He only reached the heady heights of 14 years old this week and my teenage son has decided that he has discovered the way to get rich quick. It is a holy grail that so many people have sought for many years, but he reckons he has it sussed. But should I be encouraging my teen’s entrepreneurial spirit or putting a stop to it once and for all?
Apparently, he has a friend who buys and sells clothes and shoes and makes, and I quote my son here, “thousands”. He was telling me excitedly all about it and I did raise an eyebrow when he said the word “thousands”. Are you sure he has actually made “thousands”? Was my reply. Yes, yes apparently he buys and sells daily and he had seen evidence in the friend in question’s Paypal account. So of course, he wanted to have a piece of that!
We talked about it and I said that I had no objection to him dabbling in a little bit of buying and selling but to start small and see how he got on.
A week later and he is hopping around with excitement, phone in hand. “There’s a coat!” Ok, here we go, I thought to myself. Apparently, a guy was selling two coats, both a premium brand and they were really cheap. How cheap? £125. When I had stopped coughing, I pointed out that £125 was not what I would call cheap. But what do I know??
I know nothing.
Yes, it was £125 but it was worth at least £300 to £400. If that was the case, then why wasn’t the person selling the coat for that. Call me cynical, but I was not really convinced.
It felt like we had endless conversations about this damn coat and in the end, I figured that he is big enough to make his own decisions and if he used his money and he lost the money, maybe it would teach him a hard lesson. But I was also open to the idea that it might be a success and he might actually make himself some money. So he paid for the coat.
He was so pleased with himself and I should probably applaud the fact that he is showing this sign of entrepreneurial spirit, it is great that he wants to make some money for himself. When I was his age, I had a paper round and a year later, at 15, I had a weekend job and jobs were a lot easier to come by for kids. These days many places won’t employ anyone under the age of 16 and some prefer 18-year-olds. In some ways, that is a good thing as it means that teens can focus on studying and school. However, it can be frustrating for kids who want to earn a bit of money.
There is money to be made in buying and selling, it takes time and it does require a good eye for brands or items that you can make money with but I know quite a few people who make a reasonable living out of it. So who knows, perhaps my son might be one of those people …

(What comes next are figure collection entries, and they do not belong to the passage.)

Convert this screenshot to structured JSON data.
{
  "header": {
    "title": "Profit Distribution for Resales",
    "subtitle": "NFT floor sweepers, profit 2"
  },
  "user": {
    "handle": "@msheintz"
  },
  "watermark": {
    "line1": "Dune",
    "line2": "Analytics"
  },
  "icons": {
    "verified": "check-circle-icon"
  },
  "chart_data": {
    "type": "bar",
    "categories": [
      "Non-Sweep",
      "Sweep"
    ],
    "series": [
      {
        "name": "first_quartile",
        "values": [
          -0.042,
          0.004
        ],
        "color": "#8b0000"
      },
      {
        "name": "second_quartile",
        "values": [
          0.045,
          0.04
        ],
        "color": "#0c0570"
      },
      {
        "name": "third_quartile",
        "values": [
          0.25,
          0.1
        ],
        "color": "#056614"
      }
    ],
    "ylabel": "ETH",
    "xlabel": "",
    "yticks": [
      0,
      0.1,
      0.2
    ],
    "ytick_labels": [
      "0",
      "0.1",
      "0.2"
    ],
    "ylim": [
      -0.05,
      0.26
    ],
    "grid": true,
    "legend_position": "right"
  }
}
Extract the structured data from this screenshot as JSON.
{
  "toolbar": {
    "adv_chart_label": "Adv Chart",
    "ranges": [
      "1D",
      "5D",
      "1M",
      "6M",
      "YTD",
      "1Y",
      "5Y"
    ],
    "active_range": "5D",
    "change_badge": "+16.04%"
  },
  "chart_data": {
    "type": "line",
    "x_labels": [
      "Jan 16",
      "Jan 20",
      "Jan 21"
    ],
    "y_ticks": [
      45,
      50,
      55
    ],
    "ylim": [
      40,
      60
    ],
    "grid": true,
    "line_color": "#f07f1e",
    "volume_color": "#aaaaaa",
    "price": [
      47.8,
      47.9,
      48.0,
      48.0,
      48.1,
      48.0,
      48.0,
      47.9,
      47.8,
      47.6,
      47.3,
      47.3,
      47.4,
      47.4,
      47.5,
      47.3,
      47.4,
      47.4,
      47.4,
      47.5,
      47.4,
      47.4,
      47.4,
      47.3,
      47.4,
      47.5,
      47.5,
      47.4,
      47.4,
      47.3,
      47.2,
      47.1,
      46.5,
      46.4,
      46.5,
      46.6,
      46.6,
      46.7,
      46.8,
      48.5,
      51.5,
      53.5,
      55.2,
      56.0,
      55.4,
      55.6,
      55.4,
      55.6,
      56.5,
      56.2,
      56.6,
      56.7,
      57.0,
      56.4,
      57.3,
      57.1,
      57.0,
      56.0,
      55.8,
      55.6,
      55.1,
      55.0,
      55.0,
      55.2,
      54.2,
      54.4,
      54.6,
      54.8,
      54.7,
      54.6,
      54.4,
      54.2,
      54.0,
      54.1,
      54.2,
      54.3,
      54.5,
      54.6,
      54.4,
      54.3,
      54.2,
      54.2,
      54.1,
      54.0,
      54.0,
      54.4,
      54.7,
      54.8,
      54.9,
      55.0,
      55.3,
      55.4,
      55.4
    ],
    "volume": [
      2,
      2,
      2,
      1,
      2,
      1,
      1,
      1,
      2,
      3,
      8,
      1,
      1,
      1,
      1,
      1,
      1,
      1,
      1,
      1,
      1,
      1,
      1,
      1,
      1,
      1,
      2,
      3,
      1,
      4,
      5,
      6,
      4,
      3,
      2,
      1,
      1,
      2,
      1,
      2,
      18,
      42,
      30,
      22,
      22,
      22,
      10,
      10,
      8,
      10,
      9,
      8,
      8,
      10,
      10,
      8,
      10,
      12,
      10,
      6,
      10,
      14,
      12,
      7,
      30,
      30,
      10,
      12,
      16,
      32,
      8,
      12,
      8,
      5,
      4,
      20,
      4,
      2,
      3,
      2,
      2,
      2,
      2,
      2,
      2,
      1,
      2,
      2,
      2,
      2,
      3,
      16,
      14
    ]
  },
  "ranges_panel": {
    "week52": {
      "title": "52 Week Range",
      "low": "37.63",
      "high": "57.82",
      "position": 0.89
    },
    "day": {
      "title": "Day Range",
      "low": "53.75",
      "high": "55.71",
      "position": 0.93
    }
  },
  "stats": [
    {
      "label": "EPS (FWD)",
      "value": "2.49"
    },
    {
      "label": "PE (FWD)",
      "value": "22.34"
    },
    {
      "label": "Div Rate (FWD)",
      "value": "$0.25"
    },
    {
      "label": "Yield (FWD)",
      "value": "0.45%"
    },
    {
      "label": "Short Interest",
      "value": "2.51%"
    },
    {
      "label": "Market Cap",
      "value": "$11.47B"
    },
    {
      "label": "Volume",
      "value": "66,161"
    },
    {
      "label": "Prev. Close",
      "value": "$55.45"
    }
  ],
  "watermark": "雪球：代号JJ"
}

A week has passed and so far there is no sign of the coat. The seller said that he was going to post it on Monday but that is the last notification. Will we get the coat? Who knows. My son doesn’t seem overly bothered and came down this morning for breakfast telling me that he has invested in something else, thankfully not quite as expensive this time. Clearly, the non-arrival of the coat hasn’t put him off so far. Luckily he did pay via Paypal so hopefully, we can put in a claim if the coat doesn’t arrive.
Maybe I will be reporting back this time next year that my son has made his millions or maybe he will be back to getting money from the bank of Mum?